The VX-950 results are very impressive indeed, but this has been known since January (#msg-9177786). I don’t see anything in today’s PR, specifically, that changes the competitive landscape.

A cocktail involving HCV drugs with disparate MoAs is likely to emerge as the standard of care in a few years—preferably a cocktail that is all oral (no interferon). Based on the data to date, VX-950 and NM283 seem like fairly good bets to be included in such a cocktail. VX-950 has the drawback of being administered thrice daily but, if the stellar efficacy holds up and there is no major problem with resistance, it ought to be able to overcome the dosing liability.

[poorgradstudent]

viral trials

One question about companies in this space: why are the majority of these trials in such few patient numbers?
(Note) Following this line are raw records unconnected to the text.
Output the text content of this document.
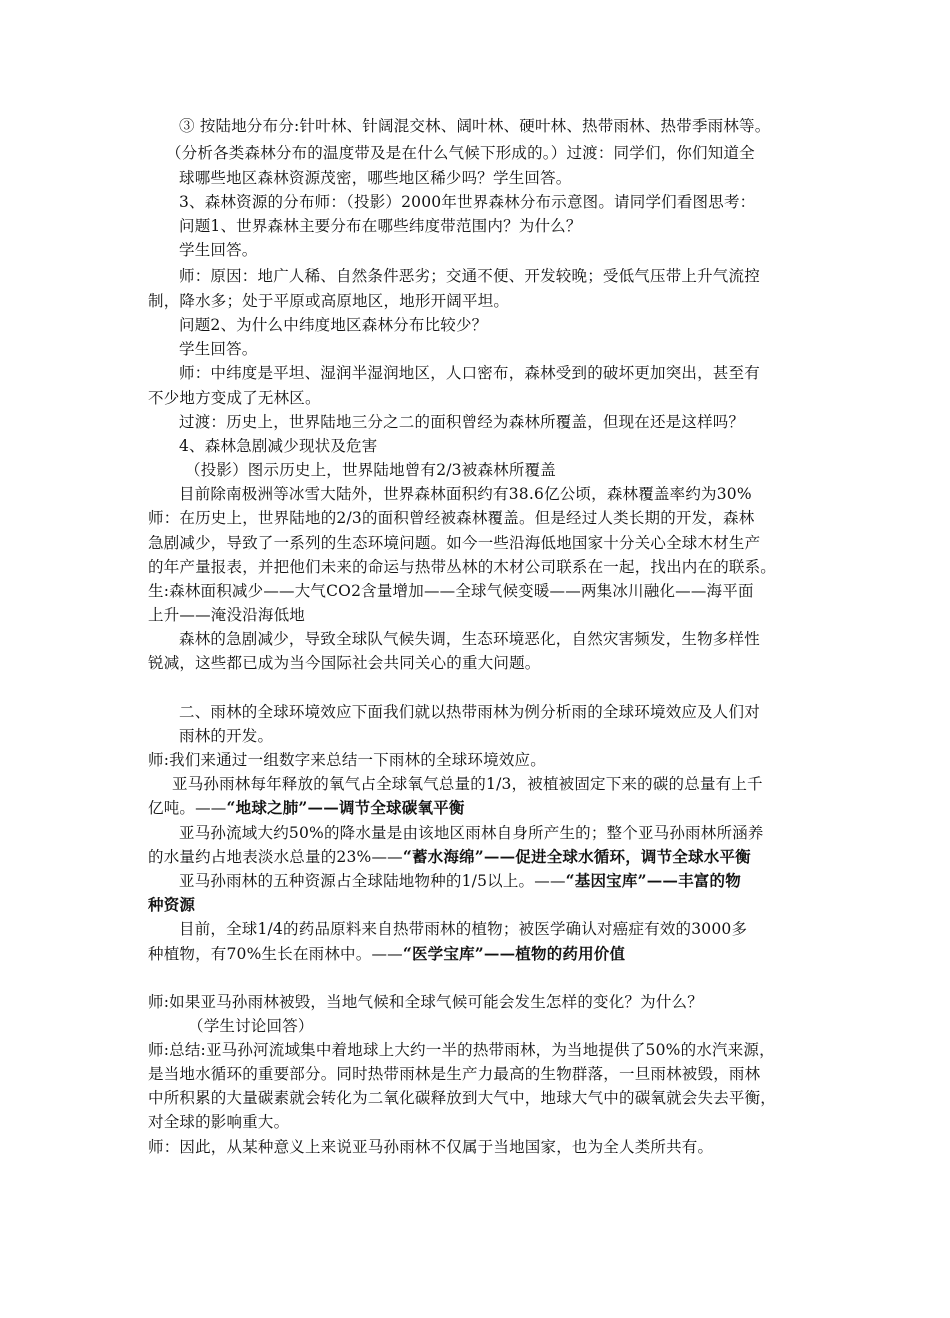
③ 按陆地分布分:针叶林、针阔混交林、阔叶林、硬叶林、热带雨林、热带季雨林等。
（分析各类森林分布的温度带及是在什么气候下形成的。）过渡：同学们，你们知道全
球哪些地区森林资源茂密，哪些地区稀少吗？学生回答。
3、森林资源的分布师：（投影）2000年世界森林分布示意图。请同学们看图思考：
问题1、世界森林主要分布在哪些纬度带范围内？为什么？
学生回答。
师：原因：地广人稀、自然条件恶劣；交通不便、开发较晚；受低气压带上升气流控
制，降水多；处于平原或高原地区，地形开阔平坦。
问题2、为什么中纬度地区森林分布比较少？
学生回答。
师：中纬度是平坦、湿润半湿润地区，人口密布，森林受到的破坏更加突出，甚至有
不少地方变成了无林区。
过渡：历史上，世界陆地三分之二的面积曾经为森林所覆盖，但现在还是这样吗？
4、森林急剧减少现状及危害
（投影）图示历史上，世界陆地曾有2/3被森林所覆盖
目前除南极洲等冰雪大陆外，世界森林面积约有38.6亿公顷，森林覆盖率约为30%
师：在历史上，世界陆地的2/3的面积曾经被森林覆盖。但是经过人类长期的开发，森林
急剧减少，导致了一系列的生态环境问题。如今一些沿海低地国家十分关心全球木材生产
的年产量报表，并把他们未来的命运与热带丛林的木材公司联系在一起，找出内在的联系。
生:森林面积减少——大气CO2含量增加——全球气候变暖——两集冰川融化——海平面
上升——淹没沿海低地
森林的急剧减少，导致全球队气候失调，生态环境恶化，自然灾害频发，生物多样性
锐减，这些都已成为当今国际社会共同关心的重大问题。
二、雨林的全球环境效应下面我们就以热带雨林为例分析雨的全球环境效应及人们对
雨林的开发。
师:我们来通过一组数字来总结一下雨林的全球环境效应。
亚马孙雨林每年释放的氧气占全球氧气总量的1/3，被植被固定下来的碳的总量有上千
亿吨。——“地球之肺”——调节全球碳氧平衡
亚马孙流域大约50%的降水量是由该地区雨林自身所产生的；整个亚马孙雨林所涵养
的水量约占地表淡水总量的23%——“蓄水海绵”——促进全球水循环，调节全球水平衡
亚马孙雨林的五种资源占全球陆地物种的1/5以上。——“基因宝库”——丰富的物
种资源
目前，全球1/4的药品原料来自热带雨林的植物；被医学确认对癌症有效的3000多
种植物，有70%生长在雨林中。——“医学宝库”——植物的药用价值
师:如果亚马孙雨林被毁，当地气候和全球气候可能会发生怎样的变化？为什么？
（学生讨论回答）
师:总结:亚马孙河流域集中着地球上大约一半的热带雨林，为当地提供了50%的水汽来源，
是当地水循环的重要部分。同时热带雨林是生产力最高的生物群落，一旦雨林被毁，雨林
中所积累的大量碳素就会转化为二氧化碳释放到大气中，地球大气中的碳氧就会失去平衡，
对全球的影响重大。
师：因此，从某种意义上来说亚马孙雨林不仅属于当地国家，也为全人类所共有。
I understand that these people's livers are at risk, but given the number of people with HCV, I would think that more than 8 patients could be dosed. If safety is a big concern at the FDA, moving cautiously makes sense to me; but on the other hand, having such small numbers in trials makes it more difficult to spot AEs, especially SAEs that may effect 5-10% of patients.

Is it the FDA acting as the bottleneck, or are companies skimping on the patient numbers that they bring into these trials?